TRAVEL WRITERS OFTEN have to choose between audiences. Will the story appeal to armchair travelers with merely a passing interest in the subject? Or is the piece designed for readers with a personal investment in the destination? Ian Frazier's road-trip travel memoir Travels in Siberia is written for the latter audience, especially those with a basic knowledge of Russian literature, geography, and history. The book offers no travel practicalities—excepting a small section devoted to the conditions of Russian public toilets, Frazier does not editorialize. His prose is informal, clean, and inviting, and even in the occasional Russian history lessons en route, the writing never loses the sway of a familiar voice.
However inviting, though, it will take nonRussophiles—or those who have never traveled to Russia—a bit longer to appreciate "the incomplete grandiosity of Russia." Travels in Siberia suggests a "you had to be there" quality about Siberia and Russia in general, enticing a reader to find out for one's self.

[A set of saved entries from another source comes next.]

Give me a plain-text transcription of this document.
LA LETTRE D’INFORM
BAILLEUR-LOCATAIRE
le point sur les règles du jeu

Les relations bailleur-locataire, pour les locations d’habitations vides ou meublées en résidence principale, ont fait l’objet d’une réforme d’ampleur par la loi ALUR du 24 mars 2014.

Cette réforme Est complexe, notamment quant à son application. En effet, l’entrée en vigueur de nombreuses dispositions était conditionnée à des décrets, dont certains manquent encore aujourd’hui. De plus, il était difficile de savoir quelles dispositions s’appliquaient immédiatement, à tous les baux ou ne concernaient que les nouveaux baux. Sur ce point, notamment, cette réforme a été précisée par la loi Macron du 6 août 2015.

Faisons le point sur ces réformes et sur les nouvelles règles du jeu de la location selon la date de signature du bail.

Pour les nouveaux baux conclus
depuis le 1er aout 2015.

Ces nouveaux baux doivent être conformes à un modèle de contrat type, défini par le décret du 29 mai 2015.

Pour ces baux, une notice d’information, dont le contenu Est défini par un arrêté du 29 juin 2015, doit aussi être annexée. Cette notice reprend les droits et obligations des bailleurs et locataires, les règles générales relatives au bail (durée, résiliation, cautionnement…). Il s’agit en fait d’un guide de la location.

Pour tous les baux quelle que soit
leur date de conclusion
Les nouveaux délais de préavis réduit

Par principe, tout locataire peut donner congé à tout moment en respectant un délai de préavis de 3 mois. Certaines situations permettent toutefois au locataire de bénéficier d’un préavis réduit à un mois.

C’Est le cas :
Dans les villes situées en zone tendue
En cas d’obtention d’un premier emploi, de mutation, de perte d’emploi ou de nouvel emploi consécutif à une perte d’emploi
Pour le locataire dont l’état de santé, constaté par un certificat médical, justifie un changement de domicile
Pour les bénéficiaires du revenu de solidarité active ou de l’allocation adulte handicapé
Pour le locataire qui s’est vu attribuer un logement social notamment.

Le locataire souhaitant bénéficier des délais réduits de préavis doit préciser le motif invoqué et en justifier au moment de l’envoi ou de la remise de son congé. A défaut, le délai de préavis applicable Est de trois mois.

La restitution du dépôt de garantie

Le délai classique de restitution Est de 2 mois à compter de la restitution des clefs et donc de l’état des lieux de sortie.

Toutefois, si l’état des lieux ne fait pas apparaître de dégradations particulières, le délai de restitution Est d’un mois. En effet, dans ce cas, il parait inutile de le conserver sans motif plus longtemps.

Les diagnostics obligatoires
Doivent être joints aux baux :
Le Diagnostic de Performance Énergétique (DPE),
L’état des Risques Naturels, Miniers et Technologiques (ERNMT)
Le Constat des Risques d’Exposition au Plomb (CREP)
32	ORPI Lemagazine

Despite my Russophilia and several visits to Siberia, I found the book overlong. Frazier's voice is never talky, but there is only so much one can digest in one sitting. With no chapter titles and no map to follow, the linear read should be taken in small doses. Even on long train rides across fascinating scenery (a stark Siberian wasteland, for instance), eventually a long break comes as necessary relief.